We love value add deals and so should you. Here is why.
We love value add deals. When looking for a way to increase your personal net-worth, real estate investing is a great idea. While turnkey properties may be alluring because of the ability to quickly flip them or start renting them out, value add properties are also a great way to diversify your real estate investing portfolio, often for a lower initial cost. Understanding what value add properties are, why their beneficial and how they can be the key to your long-term success as an investor will allow you to start looking at more properties when you’re scoping out your next investment.
What is a Value-Add Property?
Value add properties are those that need some work done to them in order to reach their full potential. You may have watched one of the dozens of house flipping TV shows and seen how the hosts talk about the improvements they need to make to the properties before they can sell them. Those properties are value add properties. These may be residential properties that have been abandoned and fallen into disrepair, a home that is simply outdated or a commercial facility that isn’t completed. All of those properties need work in order for you to be able to sell them or rent them. They need value added to them, hence the term “value add” property.
There is no questioning the fact that value add properties are a riskier investment than turnkey properties. Even if you work with a licensed contractor to help you put together an estimate of what it would take to bring the property up to par, there may be hidden costs that aren’t uncovered until you start tearing up floors, ripping out walls and uncovering the guts of the property. However, once you accept the fact that there are risks involved in value-add properties just like there are in any other real estate investments, you also recognize the fact that there is great potential in value add property investment.
Why Do We Love Value Add Properties?
One of the scariest parts about any type of investment, especially real estate investments is the fact that so little of the success or failure of a particular investment is out of your control. When you buy a stock listed on the New York Stock Exchange, you have no control over the success of the company. When you purchase a real estate investment property, there are many aspects of the success of the property that you have absolutely no say in. Market trends, economic patterns, laws of supply and demand and other factors largely dictate the long-term success of any investment property.
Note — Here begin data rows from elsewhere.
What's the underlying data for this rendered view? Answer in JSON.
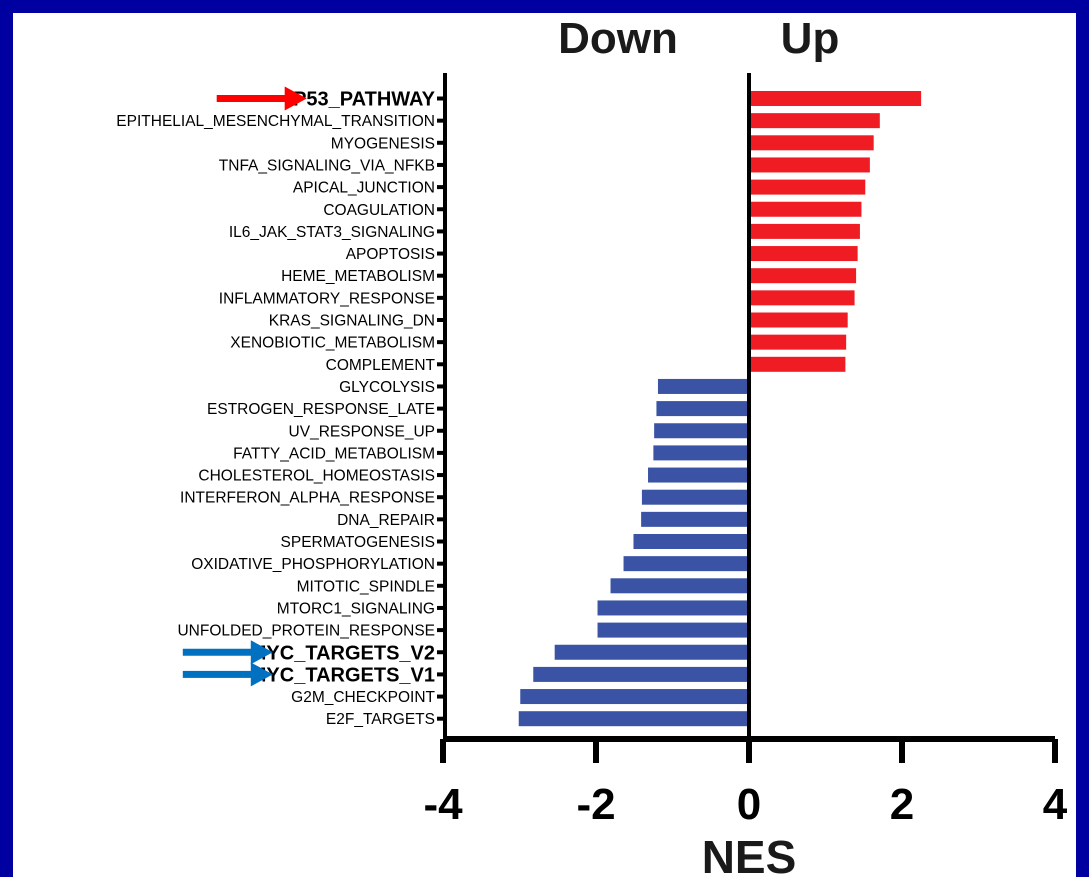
{
  "chart_data": {
    "type": "bar",
    "orientation": "horizontal",
    "header_left": "Down",
    "header_right": "Up",
    "xlabel": "NES",
    "ylabel": "",
    "xlim": [
      -4,
      4
    ],
    "xticks": [
      -4,
      -2,
      0,
      2,
      4
    ],
    "categories": [
      "P53_PATHWAY",
      "EPITHELIAL_MESENCHYMAL_TRANSITION",
      "MYOGENESIS",
      "TNFA_SIGNALING_VIA_NFKB",
      "APICAL_JUNCTION",
      "COAGULATION",
      "IL6_JAK_STAT3_SIGNALING",
      "APOPTOSIS",
      "HEME_METABOLISM",
      "INFLAMMATORY_RESPONSE",
      "KRAS_SIGNALING_DN",
      "XENOBIOTIC_METABOLISM",
      "COMPLEMENT",
      "GLYCOLYSIS",
      "ESTROGEN_RESPONSE_LATE",
      "UV_RESPONSE_UP",
      "FATTY_ACID_METABOLISM",
      "CHOLESTEROL_HOMEOSTASIS",
      "INTERFERON_ALPHA_RESPONSE",
      "DNA_REPAIR",
      "SPERMATOGENESIS",
      "OXIDATIVE_PHOSPHORYLATION",
      "MITOTIC_SPINDLE",
      "MTORC1_SIGNALING",
      "UNFOLDED_PROTEIN_RESPONSE",
      "MYC_TARGETS_V2",
      "MYC_TARGETS_V1",
      "G2M_CHECKPOINT",
      "E2F_TARGETS"
    ],
    "values": [
      2.25,
      1.71,
      1.63,
      1.58,
      1.52,
      1.47,
      1.45,
      1.42,
      1.4,
      1.38,
      1.29,
      1.27,
      1.26,
      -1.19,
      -1.21,
      -1.24,
      -1.25,
      -1.32,
      -1.4,
      -1.41,
      -1.51,
      -1.64,
      -1.81,
      -1.98,
      -1.98,
      -2.54,
      -2.82,
      -2.99,
      -3.01
    ],
    "highlighted": [
      "P53_PATHWAY",
      "MYC_TARGETS_V2",
      "MYC_TARGETS_V1"
    ],
    "arrow_colors": {
      "P53_PATHWAY": "#ff0000",
      "MYC_TARGETS_V2": "#0070c0",
      "MYC_TARGETS_V1": "#0070c0"
    },
    "colors": {
      "up": "#ef1c24",
      "down": "#3a53a4",
      "background": "#0000a0",
      "panel": "#ffffff"
    }
  }
}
With value-add properties, you have control over aspects of the property that you don’t have in traditional real estate investments.
Here are some value-add strategies we look at when we search for multi-family properties.
Renovating the amenities and property exterior
Renovating the apartment unit interiors
Finding properties that have below market rents and work towards increasing the rents to market.
Applying a Ratio Utility Billing System (RUBS) to charge back utilities to the tenants.
Bringing in a property manager that can manage the property with efficiency and by implementing cost reductions.
Why You Should Love Value Add Properties
Outside of the increased amount of control you have over the investment, value add properties also provide a financial benefit. Generally speaking, properties that are not move-in ready can be purchased for significantly less than their turnkey counterparts. Yes, they do require you to invest more than the purchase price, either through more money or by your own sweat equity, but the lower purchase price provides a great chance for an increased return on investment.
Value add properties are not for everyone. In order to maximize your return, you generally have to be able and willing to do physical labor on the property that you’re investing in. However, the lower prices and increased control for the investor provides a great chance to diversify your investment portfolio while building your own personal net-worth through strategic real estate investing.